3D Semantic Segmentation with Submanifold Sparse Convolutional Networks
Benjamin Graham, Martin Engelcke, Laurens van der Maaten
TL;DR
The paper tackles the computational burden of applying convolutional nets to sparse 3D data by introducing submanifold sparse convolutions (SSC) and constructing submanifold sparse convolutional networks (SSCNs). These operators preserve the sparsity pattern across layers, avoiding dilation and enabling efficient, deep architectures for 3D semantic segmentation. Through extensive experiments on ShapeNet and NYU Depth v2, SSCNs outperform strong baselines in both accuracy (IoU) and efficiency (FLOPs), including competitive results in a semantic segmentation competition.

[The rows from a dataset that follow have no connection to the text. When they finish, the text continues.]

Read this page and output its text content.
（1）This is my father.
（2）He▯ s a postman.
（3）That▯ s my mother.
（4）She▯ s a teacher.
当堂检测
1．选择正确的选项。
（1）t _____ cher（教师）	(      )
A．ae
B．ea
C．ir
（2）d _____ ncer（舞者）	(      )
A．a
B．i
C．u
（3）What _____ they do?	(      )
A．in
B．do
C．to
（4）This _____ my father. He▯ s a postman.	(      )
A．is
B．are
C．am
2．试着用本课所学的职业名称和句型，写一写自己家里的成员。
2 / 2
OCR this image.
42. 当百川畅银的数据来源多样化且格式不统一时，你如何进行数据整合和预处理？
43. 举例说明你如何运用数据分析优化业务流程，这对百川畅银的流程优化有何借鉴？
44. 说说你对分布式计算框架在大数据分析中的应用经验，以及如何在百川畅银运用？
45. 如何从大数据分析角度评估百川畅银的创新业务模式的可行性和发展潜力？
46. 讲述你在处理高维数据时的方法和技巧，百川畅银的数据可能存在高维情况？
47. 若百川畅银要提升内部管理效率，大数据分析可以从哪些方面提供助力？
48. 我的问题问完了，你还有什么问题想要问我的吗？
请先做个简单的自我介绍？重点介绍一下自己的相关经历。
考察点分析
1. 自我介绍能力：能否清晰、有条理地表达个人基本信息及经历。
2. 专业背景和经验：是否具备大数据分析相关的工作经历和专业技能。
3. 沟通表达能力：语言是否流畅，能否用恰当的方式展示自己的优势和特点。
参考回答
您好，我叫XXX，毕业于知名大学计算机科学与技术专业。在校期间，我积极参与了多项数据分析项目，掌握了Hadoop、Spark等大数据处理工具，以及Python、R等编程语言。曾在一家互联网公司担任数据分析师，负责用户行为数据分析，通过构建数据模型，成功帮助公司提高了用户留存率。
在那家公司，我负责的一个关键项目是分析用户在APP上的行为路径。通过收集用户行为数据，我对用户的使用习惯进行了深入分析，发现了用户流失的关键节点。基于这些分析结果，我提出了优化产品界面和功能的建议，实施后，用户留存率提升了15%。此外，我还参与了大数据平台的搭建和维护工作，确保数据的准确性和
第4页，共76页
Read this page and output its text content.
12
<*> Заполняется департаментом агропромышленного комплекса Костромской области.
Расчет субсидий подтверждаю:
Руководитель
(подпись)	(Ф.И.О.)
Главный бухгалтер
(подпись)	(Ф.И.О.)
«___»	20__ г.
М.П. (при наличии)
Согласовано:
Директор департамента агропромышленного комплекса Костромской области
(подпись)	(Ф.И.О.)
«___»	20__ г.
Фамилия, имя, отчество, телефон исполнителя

The hash-table plus rule-book implementation underpins scalable training and inference, highlighting the practical impact for real-time 3D scene understanding.
Abstract
Convolutional networks are the de-facto standard for analyzing spatio-temporal data such as images, videos, and 3D shapes. Whilst some of this data is naturally dense (e.g., photos), many other data sources are inherently sparse. Examples include 3D point clouds that were obtained using a LiDAR scanner or RGB-D camera. Standard "dense" implementations of convolutional networks are very inefficient when applied on such sparse data. We introduce new sparse convolutional operations that are designed to process spatially-sparse data more efficiently, and use them to develop spatially-sparse convolutional networks. We demonstrate the strong performance of the resulting models, called submanifold sparse convolutional networks (SSCNs), on two tasks involving semantic segmentation of 3D point clouds. In particular, our models outperform all prior state-of-the-art on the test set of a recent semantic segmentation competition.